その6 セックスは16才で
=思春期の娘を持つ父親ドクターの私流性教育=
今回は、診察室外での性教育の話ですが、実はこれは私の娘達に対する性教育の話なのです。このコラムのその3でも書きましたが、アメリカ人の高校生は高校卒業までに約3分の2がセックスを体験するとの報告があります。私の娘達も16才と14才、今4年制の高校に通っているので、高校3年生(日本式に言うと高校2年生)と高校1年生(同じく中学3年生)。異性にも関心があり、下の娘には付き合っている男の子がいるので、性教育をするのにはいい時期だと考え、先日2人を呼んで、私流性教育を行ったのです。

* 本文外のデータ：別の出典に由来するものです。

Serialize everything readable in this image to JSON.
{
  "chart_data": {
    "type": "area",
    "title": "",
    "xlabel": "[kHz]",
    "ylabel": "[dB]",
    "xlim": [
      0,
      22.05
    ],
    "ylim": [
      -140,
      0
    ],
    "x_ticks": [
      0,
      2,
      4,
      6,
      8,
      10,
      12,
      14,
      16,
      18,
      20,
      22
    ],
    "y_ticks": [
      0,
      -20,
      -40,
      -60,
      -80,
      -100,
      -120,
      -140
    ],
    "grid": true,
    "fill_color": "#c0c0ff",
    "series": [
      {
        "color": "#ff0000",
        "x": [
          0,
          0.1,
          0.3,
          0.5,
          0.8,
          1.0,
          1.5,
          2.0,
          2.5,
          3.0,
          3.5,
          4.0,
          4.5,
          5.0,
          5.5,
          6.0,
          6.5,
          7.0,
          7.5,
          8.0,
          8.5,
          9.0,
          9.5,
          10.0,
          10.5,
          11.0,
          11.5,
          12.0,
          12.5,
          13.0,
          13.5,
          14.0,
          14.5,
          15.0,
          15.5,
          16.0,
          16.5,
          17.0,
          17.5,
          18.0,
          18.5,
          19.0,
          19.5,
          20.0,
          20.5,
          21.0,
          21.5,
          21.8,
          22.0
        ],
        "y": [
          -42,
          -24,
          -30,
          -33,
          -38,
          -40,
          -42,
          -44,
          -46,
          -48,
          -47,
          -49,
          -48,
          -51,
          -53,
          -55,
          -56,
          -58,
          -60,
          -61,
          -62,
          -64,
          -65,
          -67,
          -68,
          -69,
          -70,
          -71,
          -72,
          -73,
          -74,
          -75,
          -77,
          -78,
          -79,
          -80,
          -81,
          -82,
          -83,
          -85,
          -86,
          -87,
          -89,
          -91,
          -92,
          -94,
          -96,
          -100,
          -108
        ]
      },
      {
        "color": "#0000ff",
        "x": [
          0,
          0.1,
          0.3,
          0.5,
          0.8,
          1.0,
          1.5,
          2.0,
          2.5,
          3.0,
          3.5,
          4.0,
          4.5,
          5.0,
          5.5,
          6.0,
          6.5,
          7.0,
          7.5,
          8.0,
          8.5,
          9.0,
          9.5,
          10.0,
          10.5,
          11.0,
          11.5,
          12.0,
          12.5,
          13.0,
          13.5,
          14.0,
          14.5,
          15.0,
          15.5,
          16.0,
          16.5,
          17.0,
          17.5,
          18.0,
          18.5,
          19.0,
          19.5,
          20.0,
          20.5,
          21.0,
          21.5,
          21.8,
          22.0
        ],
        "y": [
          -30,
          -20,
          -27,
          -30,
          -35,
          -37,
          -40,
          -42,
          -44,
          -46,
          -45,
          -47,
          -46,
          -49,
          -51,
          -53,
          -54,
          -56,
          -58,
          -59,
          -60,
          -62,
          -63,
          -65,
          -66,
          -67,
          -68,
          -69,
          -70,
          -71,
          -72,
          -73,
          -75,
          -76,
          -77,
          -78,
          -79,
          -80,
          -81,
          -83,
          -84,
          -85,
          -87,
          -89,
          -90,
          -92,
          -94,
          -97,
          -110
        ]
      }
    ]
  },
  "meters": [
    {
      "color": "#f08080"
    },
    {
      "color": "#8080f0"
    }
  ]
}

親父の話というので、2人の娘はまた説教じゃないかと思って、いやな顔をしています。アメリカに来て11年目、2人共日本語はほとんど忘れてしまって、今では親子の会話も英語です。「今日はセックスの話をする。」とまず導入すると、2人も意外な顔をしています。あたかも「セックス?親父頭おかしくなったんじゃないの?」というような反応です。つかさず、「セックスは高校3年生になるまでは禁止する。高校3年生になって本当に好きな人ができて、セックスをするかもしれないと思ったら、教えてくれ。コンドームでは完全な避妊はできないので、ピルをあげるから。」2人も驚いて目を丸くしています。
結婚まではセックスは禁止と言っても、何の現実性もないので、一応高校3年生、すなわちだいたい16−17才以上と線引きをしたわけなのですが、アメリカではまあ妥当な線でしょう。今回の私の性教育の目的は「望まない妊娠はしない。」「セックスは男の子の一方的な要求に答えてやるのではなく、自分にも欲求があって始めて行うもので、2人がお互い好きだということの表現の一つにすぎない。」「親に隠れてこそこそやらない。」ということなのです。
性病の話もして、ヘルペスや性器いぼの写真も見せて、「例えピルをのんでも、性病予防にコンドームも必要。」と説明しておいたのです。最後に思春期の男子の性衝動は女子よりもずっと強いということも伝えました。そして、「セックスをする時は、さあ、これからセックスするぞ、と言ってセックスするすることはなく、大抵の場合は雰囲気でセックスに入っていくので、男の子に依存しないといけないコンドームだけでは十分に避妊できない。」とも。途中冗談を言ったり、実話(本当は架空の話ですが)と言って、妊娠して悲しい目にあった女の子の話を紹介したり、約15分程度の私流性教育は終わりましたが、効果の程はどうだったのでしょうか。
その後、上の娘は、「もう3年生だから、セックスはしてもいいということだけど、そんな相手周りにはいないよ。」下の娘は「3年生になったらセックスしてもいいって。」と友人と話をしていたらしいのです。「避妊が必要」だというメッセージは伝わったようですが、私の意図が正しく理解されたかどうか、どうも疑わしいようです。